Cuma, Eylül 27, 2024

HES yatırımcıları ‘Lisansız hibrit’ yatırımına izin istiyor

Güven, “HES’ler yenilenebilir enerji kaynaklarından enerji üretiminin belkemiğini oluşturuyor” dedi

Orman alanlarındaki madencilik tesislerinde yenilenebilir enerji kaynaklarına dayalı lisanssız enerji yatırımı yapılmasının önü açıldı. Orman Kanunu’nun 16. maddesinin uygulanmasına dair olarak yayınlanan son düzenlemenin ardından hidroelektrik santral yatırımcıları da ‘HES’lere kurulu güçleri kadar kendi sahalarına veya aynı dağıtım bölgesinde olmak kaydı ile uygun sahalara lisanssız enerji yatırımı yapılabilme izni verilmesi’ çağrısı yaptı. 

Orman alanlarıyla ilgili son düzenleme hakkında değerlendirmelerde bulunan Hidroelektrik Santralları Sanayi ve İş İnsanları (HESİAD) yönetimi adına Başkan Elvan Tuğsuz Güven, HES’lerin, hali hazırda tüm izinleri ve ilgili teknik altyapıları tamamlandığı için gerekli bürokratik süreçlere takılmadan hızla devreye alınabilecek şekilde lisanssız enerji yatırımları yapılması için de son derece müsait durumda olduğunu kaydetti. 


“Çevreci enerji kaynağı yaratabiliriz”

Güven, uygun sahalarda yer alan HES’lere kurulu güçleri kadar yine kendi sahasına lisanssız enerji yatırımı yapılması izni verilmesinin, hibrit yatırım izinlerinin önünün açılmasının ve maden tesislerine verilen izinler kapsamında HES’lerin tesisleri döneminde kullanılan taş ocakları ve dolgu sahalarının da bu amaçla kullandırılmasının ülkemizin artan enerji ihtiyacına en çevreci ve en hızlı şekilde cevap vermeyi sağlayacağını vurguladı. Güven, “HES’ler halen yenilenebilir enerji kaynaklarından enerji üretiminin belkemiğini oluşturuyor.
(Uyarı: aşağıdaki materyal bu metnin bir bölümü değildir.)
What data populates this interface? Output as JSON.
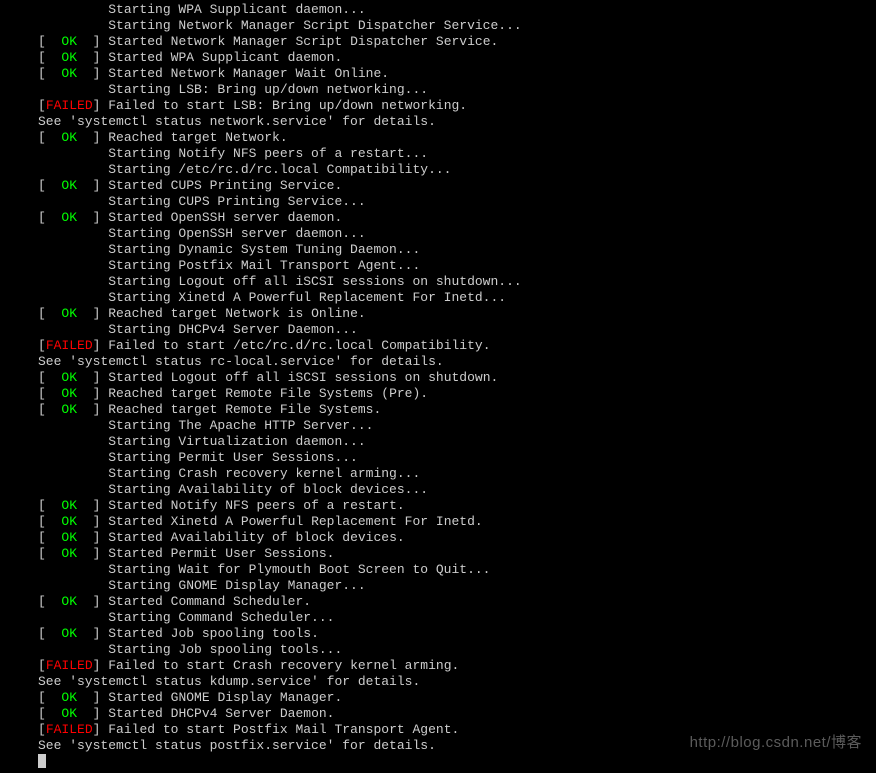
{
  "status": {
    "ok": "OK",
    "failed": "FAILED"
  },
  "lines": [
    {
      "type": "indent",
      "text": "Starting WPA Supplicant daemon..."
    },
    {
      "type": "indent",
      "text": "Starting Network Manager Script Dispatcher Service..."
    },
    {
      "type": "ok",
      "text": "Started Network Manager Script Dispatcher Service."
    },
    {
      "type": "ok",
      "text": "Started WPA Supplicant daemon."
    },
    {
      "type": "ok",
      "text": "Started Network Manager Wait Online."
    },
    {
      "type": "indent",
      "text": "Starting LSB: Bring up/down networking..."
    },
    {
      "type": "failed",
      "text": "Failed to start LSB: Bring up/down networking."
    },
    {
      "type": "plain",
      "text": "See 'systemctl status network.service' for details."
    },
    {
      "type": "ok",
      "text": "Reached target Network."
    },
    {
      "type": "indent",
      "text": "Starting Notify NFS peers of a restart..."
    },
    {
      "type": "indent",
      "text": "Starting /etc/rc.d/rc.local Compatibility..."
    },
    {
      "type": "ok",
      "text": "Started CUPS Printing Service."
    },
    {
      "type": "indent",
      "text": "Starting CUPS Printing Service..."
    },
    {
      "type": "ok",
      "text": "Started OpenSSH server daemon."
    },
    {
      "type": "indent",
      "text": "Starting OpenSSH server daemon..."
    },
    {
      "type": "indent",
      "text": "Starting Dynamic System Tuning Daemon..."
    },
    {
      "type": "indent",
      "text": "Starting Postfix Mail Transport Agent..."
    },
    {
      "type": "indent",
      "text": "Starting Logout off all iSCSI sessions on shutdown..."
    },
    {
      "type": "indent",
      "text": "Starting Xinetd A Powerful Replacement For Inetd..."
    },
    {
      "type": "ok",
      "text": "Reached target Network is Online."
    },
    {
      "type": "indent",
      "text": "Starting DHCPv4 Server Daemon..."
    },
    {
      "type": "failed",
      "text": "Failed to start /etc/rc.d/rc.local Compatibility."
    },
    {
      "type": "plain",
      "text": "See 'systemctl status rc-local.service' for details."
    },
    {
      "type": "ok",
      "text": "Started Logout off all iSCSI sessions on shutdown."
    },
    {
      "type": "ok",
      "text": "Reached target Remote File Systems (Pre)."
    },
    {
      "type": "ok",
      "text": "Reached target Remote File Systems."
    },
    {
      "type": "indent",
      "text": "Starting The Apache HTTP Server..."
    },
    {
      "type": "indent",
      "text": "Starting Virtualization daemon..."
    },
    {
      "type": "indent",
      "text": "Starting Permit User Sessions..."
    },
    {
      "type": "indent",
      "text": "Starting Crash recovery kernel arming..."
    },
    {
      "type": "indent",
      "text": "Starting Availability of block devices..."
    },
    {
      "type": "ok",
      "text": "Started Notify NFS peers of a restart."
    },
    {
      "type": "ok",
      "text": "Started Xinetd A Powerful Replacement For Inetd."
    },
    {
      "type": "ok",
      "text": "Started Availability of block devices."
    },
    {
      "type": "ok",
      "text": "Started Permit User Sessions."
    },
    {
      "type": "indent",
      "text": "Starting Wait for Plymouth Boot Screen to Quit..."
    },
    {
      "type": "indent",
      "text": "Starting GNOME Display Manager..."
    },
    {
      "type": "ok",
      "text": "Started Command Scheduler."
    },
    {
      "type": "indent",
      "text": "Starting Command Scheduler..."
    },
    {
      "type": "ok",
      "text": "Started Job spooling tools."
    },
    {
      "type": "indent",
      "text": "Starting Job spooling tools..."
    },
    {
      "type": "failed",
      "text": "Failed to start Crash recovery kernel arming."
    },
    {
      "type": "plain",
      "text": "See 'systemctl status kdump.service' for details."
    },
    {
      "type": "ok",
      "text": "Started GNOME Display Manager."
    },
    {
      "type": "ok",
      "text": "Started DHCPv4 Server Daemon."
    },
    {
      "type": "failed",
      "text": "Failed to start Postfix Mail Transport Agent."
    },
    {
      "type": "plain",
      "text": "See 'systemctl status postfix.service' for details."
    }
  ],
  "watermark": "http://blog.csdn.net/博客"
}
Güneş ve rüzgâr da hızla büyüyor olmakla birlikte verimli kaynak kullanımı adına hızla devreye alınabilecek yani ‘sıcak yedek’ olarak devreye girebilecek bir kaynak olarak HES’lerin enerji arz güvenliğimizdeki kritik rolü devam ediyor. Şimdi bu rolü, lisanssızlar ve ayrıca hibrit GES’lerle güçlendirmek için önümüzde iyi bir fırsat var. Düzenleyici kuruluşların bu fırsattan ülkemiz adına azami ölçüde yararlanmak için ilgili düzenlemeleri ivedilikle devreye almasını bekliyoruz” dedi. 


Rüzgâr ve güneşte alınacak daha uzun bir yol var

Climate Analytics ve NewClimate Institute tarafından bu ay yayınlanan bir analiz, başka ülkelerin yanı sıra Türkiye’nin iklim hedeflerine erişimdeki durumunu ve yenilenebilir enerji kaynaklarının gelişimini de mercek altına alıyor. Çalışma, mevcut rüzgâr ve güneş enerjisinin yüzde 70’inden fazlasını oluşturan 11 ülkede, ulusal düzeyde ne kadar rüzgâr ve güneş enerjisi üretimine ihtiyaç olduğunu ve gereken yeni kapasiteyi inceliyor.

Türkiye hakkında çarpıcı bulgular sunduğu görülen analize göre Türkiye 2023 yılında Avrupa’nın en büyük ikinci kömür yakıtlı elektrik üreticisi haline gelmiş durumda. Çalışma Türkiye’de rüzgâr ve güneş enerjisinin yaygınlaştırılması için büyük bir potansiyel olsa da Türkiye’nin elektrik sistemini ağırlıklı olarak yenilenebilir enerji kaynaklarıyla çalışan bir sisteme dönüştürmek için daha fazla adım atılması gerektiğine vurgu yapıyor.